TB : Deux recueils sont en cours, un de Jérémi Sauvage et un de Jacques Fuentealba, plus un roman que Brian Stableford a eu la gentillesse de nous confier, traduit par mes soins, et qui devrait être sorti pour 2012. De son côté, Chris a aussi des textes prévus, notamment de jeunes auteurs. Tant pis pour ceux que ça enquiquine, mais il faudra encore compter avec nous !
NK : Merci, Thomas. Pour plus d’infos, rendez-vous sur la page des éditions Malpertuis.

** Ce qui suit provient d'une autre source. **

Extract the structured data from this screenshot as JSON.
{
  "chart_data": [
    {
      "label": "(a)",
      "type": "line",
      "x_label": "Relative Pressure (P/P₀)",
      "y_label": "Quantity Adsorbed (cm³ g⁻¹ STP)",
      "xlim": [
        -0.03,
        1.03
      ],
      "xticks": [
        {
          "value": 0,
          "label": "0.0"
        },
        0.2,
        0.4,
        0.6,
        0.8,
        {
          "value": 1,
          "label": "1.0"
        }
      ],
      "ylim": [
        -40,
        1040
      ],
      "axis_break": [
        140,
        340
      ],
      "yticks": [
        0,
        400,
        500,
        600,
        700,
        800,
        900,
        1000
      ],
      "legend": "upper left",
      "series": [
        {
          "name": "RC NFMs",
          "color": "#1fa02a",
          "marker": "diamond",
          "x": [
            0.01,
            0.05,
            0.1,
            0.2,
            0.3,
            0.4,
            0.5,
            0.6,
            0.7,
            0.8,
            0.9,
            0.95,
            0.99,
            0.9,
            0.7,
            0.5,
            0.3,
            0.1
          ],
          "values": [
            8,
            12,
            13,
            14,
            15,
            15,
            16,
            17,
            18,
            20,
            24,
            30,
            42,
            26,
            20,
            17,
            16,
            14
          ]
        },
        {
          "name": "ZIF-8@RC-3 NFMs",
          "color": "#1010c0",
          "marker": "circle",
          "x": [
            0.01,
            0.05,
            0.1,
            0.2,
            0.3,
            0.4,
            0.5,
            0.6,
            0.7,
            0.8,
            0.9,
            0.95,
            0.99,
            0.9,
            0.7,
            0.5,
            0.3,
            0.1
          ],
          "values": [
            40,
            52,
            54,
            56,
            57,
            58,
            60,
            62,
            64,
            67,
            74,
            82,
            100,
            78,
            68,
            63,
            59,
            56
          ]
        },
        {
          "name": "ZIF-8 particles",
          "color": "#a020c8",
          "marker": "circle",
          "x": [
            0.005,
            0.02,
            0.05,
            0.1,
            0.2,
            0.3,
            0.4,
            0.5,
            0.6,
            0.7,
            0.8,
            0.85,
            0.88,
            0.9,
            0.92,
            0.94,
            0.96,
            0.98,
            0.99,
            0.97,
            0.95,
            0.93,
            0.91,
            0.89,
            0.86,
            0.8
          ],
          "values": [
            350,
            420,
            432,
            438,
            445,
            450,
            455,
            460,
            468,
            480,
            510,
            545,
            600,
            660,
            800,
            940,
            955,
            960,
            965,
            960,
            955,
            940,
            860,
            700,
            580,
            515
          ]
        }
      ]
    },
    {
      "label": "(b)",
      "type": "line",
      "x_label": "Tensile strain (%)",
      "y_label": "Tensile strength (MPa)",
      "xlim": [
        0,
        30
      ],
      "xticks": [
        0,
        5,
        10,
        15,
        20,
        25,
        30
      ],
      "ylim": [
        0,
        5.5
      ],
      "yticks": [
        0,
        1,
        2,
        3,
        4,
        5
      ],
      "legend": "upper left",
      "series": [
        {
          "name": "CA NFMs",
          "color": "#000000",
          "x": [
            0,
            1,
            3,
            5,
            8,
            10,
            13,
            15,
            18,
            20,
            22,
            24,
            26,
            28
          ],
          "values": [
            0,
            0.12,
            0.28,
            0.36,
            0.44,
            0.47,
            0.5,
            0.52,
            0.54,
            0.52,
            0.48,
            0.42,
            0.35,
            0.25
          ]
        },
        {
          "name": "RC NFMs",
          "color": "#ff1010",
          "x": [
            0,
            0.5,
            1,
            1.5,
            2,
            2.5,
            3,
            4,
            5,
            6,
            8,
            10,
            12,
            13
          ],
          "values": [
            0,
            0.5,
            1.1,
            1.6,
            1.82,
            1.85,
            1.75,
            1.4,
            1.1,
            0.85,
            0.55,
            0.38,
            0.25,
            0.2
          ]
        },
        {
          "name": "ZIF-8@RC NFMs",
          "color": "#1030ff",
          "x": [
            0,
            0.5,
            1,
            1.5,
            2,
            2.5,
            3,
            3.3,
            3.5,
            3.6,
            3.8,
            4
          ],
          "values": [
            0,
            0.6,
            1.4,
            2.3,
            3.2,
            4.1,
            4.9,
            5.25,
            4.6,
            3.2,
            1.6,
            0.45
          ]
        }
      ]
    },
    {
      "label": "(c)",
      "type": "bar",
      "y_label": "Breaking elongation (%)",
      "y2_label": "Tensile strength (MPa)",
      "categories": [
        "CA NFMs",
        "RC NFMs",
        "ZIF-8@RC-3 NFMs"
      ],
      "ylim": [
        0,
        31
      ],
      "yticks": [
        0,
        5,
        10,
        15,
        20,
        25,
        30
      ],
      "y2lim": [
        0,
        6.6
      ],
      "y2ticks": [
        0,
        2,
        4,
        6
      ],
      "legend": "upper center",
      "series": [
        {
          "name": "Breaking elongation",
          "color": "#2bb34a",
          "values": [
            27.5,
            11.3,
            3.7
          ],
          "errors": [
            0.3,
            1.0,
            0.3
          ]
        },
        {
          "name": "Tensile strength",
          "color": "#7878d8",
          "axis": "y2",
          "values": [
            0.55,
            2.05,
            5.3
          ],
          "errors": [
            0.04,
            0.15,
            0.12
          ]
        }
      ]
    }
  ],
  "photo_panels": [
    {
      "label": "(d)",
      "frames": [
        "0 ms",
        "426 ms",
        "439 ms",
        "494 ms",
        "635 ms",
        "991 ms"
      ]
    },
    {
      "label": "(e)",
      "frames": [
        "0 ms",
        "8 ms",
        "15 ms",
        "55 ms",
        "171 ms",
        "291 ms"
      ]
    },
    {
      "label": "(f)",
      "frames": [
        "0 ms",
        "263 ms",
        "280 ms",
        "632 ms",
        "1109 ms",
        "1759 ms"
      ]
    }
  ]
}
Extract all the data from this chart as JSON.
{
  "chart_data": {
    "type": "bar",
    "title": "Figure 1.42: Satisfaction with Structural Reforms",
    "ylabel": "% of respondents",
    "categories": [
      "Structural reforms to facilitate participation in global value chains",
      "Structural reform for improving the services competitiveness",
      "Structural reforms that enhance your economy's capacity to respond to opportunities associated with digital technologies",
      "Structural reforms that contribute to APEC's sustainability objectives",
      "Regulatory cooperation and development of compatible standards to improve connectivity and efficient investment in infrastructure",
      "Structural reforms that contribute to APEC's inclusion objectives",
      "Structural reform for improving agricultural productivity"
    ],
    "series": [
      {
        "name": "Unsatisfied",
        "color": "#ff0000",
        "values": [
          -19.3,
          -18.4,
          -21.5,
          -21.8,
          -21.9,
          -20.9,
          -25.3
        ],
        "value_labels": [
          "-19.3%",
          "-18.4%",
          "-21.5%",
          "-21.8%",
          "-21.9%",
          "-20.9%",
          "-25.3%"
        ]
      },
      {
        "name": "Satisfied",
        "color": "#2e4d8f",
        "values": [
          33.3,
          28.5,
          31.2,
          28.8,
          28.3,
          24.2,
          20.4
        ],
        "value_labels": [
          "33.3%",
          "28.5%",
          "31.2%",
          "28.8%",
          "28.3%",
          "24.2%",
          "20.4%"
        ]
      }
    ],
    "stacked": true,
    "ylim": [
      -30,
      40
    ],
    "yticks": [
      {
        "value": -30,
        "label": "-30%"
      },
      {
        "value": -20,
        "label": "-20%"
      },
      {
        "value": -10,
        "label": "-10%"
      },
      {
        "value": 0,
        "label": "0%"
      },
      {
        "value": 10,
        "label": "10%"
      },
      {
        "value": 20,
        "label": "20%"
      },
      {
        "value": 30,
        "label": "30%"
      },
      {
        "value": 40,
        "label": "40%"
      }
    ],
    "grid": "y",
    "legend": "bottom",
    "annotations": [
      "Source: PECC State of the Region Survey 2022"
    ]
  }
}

Quoi de neuf depuis cette interview ?
Les éditions Malpertuis continuent leur chemin. Elles ont bénéficié d’un coup de projecteur inattendu, quand la série télé « True Detective » a remis « Le roi en jaune » sur le devant de la scène.
Elles ont aussi la fierté d’avoir découvert des auteurs comme Laurent Mantese, talentueux conteur de l’horreur et des ambiances glauques ; Sylvie Dupin et ses romans fantastiques humanistes ; Pascal Malosse, avec ses contes étranges au parfum de vodka…
L’anthologie annuelle « Malpertuis », qui en est à sa septième édition, a fait place aussi à bien d’autres jeunes talents.
Des auteurs plus confirmés, comme Brice Tarvel (qui a relogé chez Malpertuis sa série jeunesse « Morgane ») apportent aussi leur métier pour compléter le tableau.
Et Malpertuis espère, avec un peu de chance, pouvoir continuer comme ça encore quelque temps…
[1] Certes, elle est facile. Mais j’en ai de pires en réserve.
[2] En réalité, petits veinards, l’interview comporte 6 questions.